Kona Prep: Week 1

Last week I moved from unstructured training (training without a set program) to structured training (with a set program). When doing unstructured training I was doing what I wanted, when I wanted, but now I am doing what my program says. This means that I have changed from probably one session per day to up to three sessions per day and from 7h37 training two weeks ago to 16h52 last week. It also means I am tired and sore.

I am still in a base building phase which means most of my sessions are designed to help me cover the distance efficiently not race faster. As I move closer to my first race of the new season (Durban 70.3) I will add in more strength / power sessions to make me faster but for the next while my focus is on low intensity efficiency.

The exceptions to this base building have been the test sessions which I have done. First was a swim test which involves a 400m then a 200m both done flat out. My times from both are then taken and loaded into a formula to arrive at a figure which is my CSS or critical swim threshold. This figure (1min19sec in my case) is then used as the basis for most of my swim sessions, so for example last night I did 8x150m at CSS for my main set in the session (after doing 20×25 butterfly so it was not easy!). Today there will be more CSS work and so on.

The other test that I did was a bike FTP (Funtional Threshold Power) test. This basically is a way of estimating the most amount of power you can put into the bike for a 1 hour effort. When I was in shape earlier this year this figure sat at around 335w whereas now it is more like 280w. I have a long way to go on bike strength but it will come.
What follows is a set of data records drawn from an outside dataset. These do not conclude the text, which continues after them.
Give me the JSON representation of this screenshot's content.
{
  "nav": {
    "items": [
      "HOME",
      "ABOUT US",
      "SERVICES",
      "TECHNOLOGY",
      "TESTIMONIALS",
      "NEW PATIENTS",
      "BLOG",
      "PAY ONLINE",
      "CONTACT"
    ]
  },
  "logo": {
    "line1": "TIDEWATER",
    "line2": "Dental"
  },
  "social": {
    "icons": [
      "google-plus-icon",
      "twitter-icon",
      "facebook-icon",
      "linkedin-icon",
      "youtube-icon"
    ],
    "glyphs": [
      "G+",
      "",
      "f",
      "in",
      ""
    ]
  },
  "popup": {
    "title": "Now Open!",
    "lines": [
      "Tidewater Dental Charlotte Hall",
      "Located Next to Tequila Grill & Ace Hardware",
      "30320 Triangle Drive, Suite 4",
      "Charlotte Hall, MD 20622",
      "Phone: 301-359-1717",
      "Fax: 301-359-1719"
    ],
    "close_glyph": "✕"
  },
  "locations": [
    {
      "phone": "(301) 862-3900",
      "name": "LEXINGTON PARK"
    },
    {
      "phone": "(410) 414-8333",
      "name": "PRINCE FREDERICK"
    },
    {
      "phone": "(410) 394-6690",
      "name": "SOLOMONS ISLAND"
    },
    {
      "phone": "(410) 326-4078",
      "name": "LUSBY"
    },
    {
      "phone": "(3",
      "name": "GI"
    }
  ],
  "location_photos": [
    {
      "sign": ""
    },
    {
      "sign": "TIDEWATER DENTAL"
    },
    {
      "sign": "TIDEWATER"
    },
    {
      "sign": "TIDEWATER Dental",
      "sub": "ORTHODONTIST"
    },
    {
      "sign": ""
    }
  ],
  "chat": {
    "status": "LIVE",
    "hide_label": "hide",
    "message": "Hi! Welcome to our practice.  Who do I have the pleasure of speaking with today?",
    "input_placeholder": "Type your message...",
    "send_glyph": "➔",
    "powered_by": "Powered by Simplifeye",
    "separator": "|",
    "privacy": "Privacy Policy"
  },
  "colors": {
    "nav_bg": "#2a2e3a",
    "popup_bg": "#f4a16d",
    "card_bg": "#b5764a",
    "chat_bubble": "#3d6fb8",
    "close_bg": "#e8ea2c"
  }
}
The other thing that happened last week is I finally had a scan done on my hamstring which showed that I have a chronic hamstring tear. This is the root cause of the pain I have in my left leg every time I run more than about 9km and was a severe restrictor at Ironman SA earlier this year. The good thing is I finally have a diagnosis and the better thing is that I don’t have to stop training, instead I have been given a program of hamstring strengthening exercises to work through to try improve things. I then need to report back to the doctor in about 6 weeks to see how things are progressing.

As many people know I am no longer working. This is good for training in many ways but also requires extreme discipline to now just sit around all day and do nothing. The balance I am striving for is 4 hours study / work on my own project per day and then do whatever training I need to do around this. A lot of people think that if you have more time you can fit in more training but the reality is that if you have more time you can fit in more recovery – especially sleep. The major difference between many top age groupers and professionals is that the pro’s have more time to recover between sessions as they don’t have to run off to a job every day.

For me this means that I have to be very disciplined in getting enough sleep as well as putting the computer down and taking care of myself generally. Joe Friel just published a blog article on this which can be found here. One of the challenges I have put to myself during this time is to do everything I can to optimise performance which is more than training, it’s living a life of balance and aiming at holistic performance. More on that to come.